1. Pasquinelli L, et al. Enteroviral Infections. Peds in Review. Vol 27, No 2. Feb 2006.
2. Zaoutis T, et al. Enterovirus Infections. Peds in Review. Vol 19, No 6. June 1998.

Case 1
A mom brings in her 5 yo son for a sick visit after he was sent home from school with a fever. He complains of sore throat. On exam, he has oral lesions on the buccal muscosa and tongue, as well as tender erythematous vesicles on his palms, soles, and buttocks.

  • What is your differential diagnosis for oral vesicles? For vesicles on the skin?
  • What is your diagnosis for this patient?
  • Describe the pathogenesis. When is this disease most prevalent?
  • Mom asks you how to prevent her 3 month old from getting the same thing. What do you tell her?

Case 2:

You are seeing an 18 month old in the ER for dehydration. Dad reports she has been very irritable and fussy which they attributed to her fever that has come and gone over the last 2 days. Yesterday she was refusing to drink milk or juice and had 2 episodes of vomiting overnight. On exam you note temp 39.1 rectally, HR 156, RR 32, BP 90/60. She is listless but cries appropriately, her diaper is dry, and she has a capillary refill time of 4 sec.
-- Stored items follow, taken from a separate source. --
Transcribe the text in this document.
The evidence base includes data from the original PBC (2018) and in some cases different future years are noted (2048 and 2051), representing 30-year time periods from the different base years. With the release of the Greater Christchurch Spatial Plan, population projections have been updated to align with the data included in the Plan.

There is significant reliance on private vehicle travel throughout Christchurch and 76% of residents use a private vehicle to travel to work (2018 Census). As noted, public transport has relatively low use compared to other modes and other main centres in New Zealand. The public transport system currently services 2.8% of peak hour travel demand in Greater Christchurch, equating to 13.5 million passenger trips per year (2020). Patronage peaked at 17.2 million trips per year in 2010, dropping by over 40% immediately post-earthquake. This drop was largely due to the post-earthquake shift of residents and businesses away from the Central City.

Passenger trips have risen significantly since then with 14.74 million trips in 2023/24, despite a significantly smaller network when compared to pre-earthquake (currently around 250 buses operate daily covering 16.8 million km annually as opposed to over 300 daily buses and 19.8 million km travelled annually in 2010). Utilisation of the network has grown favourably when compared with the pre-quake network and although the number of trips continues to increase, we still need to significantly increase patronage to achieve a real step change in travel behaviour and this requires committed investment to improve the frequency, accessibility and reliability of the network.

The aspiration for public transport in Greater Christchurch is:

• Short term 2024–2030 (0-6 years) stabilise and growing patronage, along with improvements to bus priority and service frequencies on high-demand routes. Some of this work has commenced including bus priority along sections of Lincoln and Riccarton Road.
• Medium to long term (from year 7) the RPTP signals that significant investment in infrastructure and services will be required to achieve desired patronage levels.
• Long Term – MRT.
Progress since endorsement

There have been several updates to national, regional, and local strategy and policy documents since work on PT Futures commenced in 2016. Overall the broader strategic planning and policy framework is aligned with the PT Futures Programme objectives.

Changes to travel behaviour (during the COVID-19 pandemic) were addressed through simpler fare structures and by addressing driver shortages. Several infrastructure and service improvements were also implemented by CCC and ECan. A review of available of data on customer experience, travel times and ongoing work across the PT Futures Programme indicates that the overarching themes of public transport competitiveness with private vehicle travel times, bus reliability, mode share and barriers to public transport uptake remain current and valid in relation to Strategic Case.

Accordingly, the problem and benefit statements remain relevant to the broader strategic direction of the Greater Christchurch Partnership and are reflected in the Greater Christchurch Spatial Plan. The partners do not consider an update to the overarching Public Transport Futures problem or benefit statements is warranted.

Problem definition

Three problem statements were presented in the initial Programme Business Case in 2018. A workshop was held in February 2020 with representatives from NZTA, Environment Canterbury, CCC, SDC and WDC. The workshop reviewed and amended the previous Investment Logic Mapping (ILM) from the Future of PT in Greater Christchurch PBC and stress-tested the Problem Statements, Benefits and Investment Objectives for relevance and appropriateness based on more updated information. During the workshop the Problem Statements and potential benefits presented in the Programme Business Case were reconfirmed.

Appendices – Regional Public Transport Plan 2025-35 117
She has mucosal ulcerations surrounded by erythema over tonsils and posterior oropharynx.

  • What is the most likely diagnosis for this child?
  • How will you treat her?

Case 3:
Three days after recovering uneventfully from a transient fever and mild irritability, a 2-year-old boy begins to complain of a severe headache, and fever recurs. He previously has been well and is appropriately immunized. On examination, abnormal findings include a rectal temperature of 39°C, irritability, nuchal rigidity, and a diffuse maculopapular rash. 200 cells/mm3, 70% granulocytes, glucose 65, protein 45.

  • What is this patient’s diagnosis?
  • What organisms are in your differential?
  • Mom is concerned about the long term effects of this infection. What do you tell her?